An additional consideration when using benzodiazepines is that the withdrawal syndrome is frequently mistaken by patients as indicating that the anxiety for which the drug was originally started has returned. In the case of alprazolam, the short half-life means that some regular users may begin to experience withdrawal symptoms in the morning following the last night-time dose, thus seeming to confirm the continuing need for the drug. Benzodiazepines do have a place for patients for whom other drugs and non-pharmacological interventions have failed to bring relief.
Other drugs
There is some evidence of efficacy for buspirone in generalised anxiety disorder, although results are inconsistent. Nausea is common and dosing is inconvenient at three times daily.

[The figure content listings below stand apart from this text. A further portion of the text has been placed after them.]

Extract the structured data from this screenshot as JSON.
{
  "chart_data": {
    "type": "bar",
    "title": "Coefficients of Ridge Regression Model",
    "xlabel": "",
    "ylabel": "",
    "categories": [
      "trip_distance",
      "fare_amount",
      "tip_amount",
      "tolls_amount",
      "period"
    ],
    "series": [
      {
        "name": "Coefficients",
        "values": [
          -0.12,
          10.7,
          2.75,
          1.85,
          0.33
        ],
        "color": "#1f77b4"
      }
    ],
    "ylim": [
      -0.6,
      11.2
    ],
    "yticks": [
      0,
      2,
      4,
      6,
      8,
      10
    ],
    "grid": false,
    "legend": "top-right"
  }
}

Several randomised controlled trials have shown quetiapine to be effective in relieving symptoms of generalised anxiety disorder over the eight-week period of the studies.1 However, given the risk of weight gain, metabolic adverse effects, the low but real risk of tardive dyskinesia, and concerns regarding possible adverse cardiac effects of atypical antipsychotics,13 long-term use of antipsychotics is inadvisable.
Pregabalin has been shown to be effective in generalised anxiety disorder and was included as a second-line drug in UK guidelines. However, it is not subsidised for this indication in Australia. Beta blockers have little evidence to support their use in anxiety disorders, including social anxiety disorder.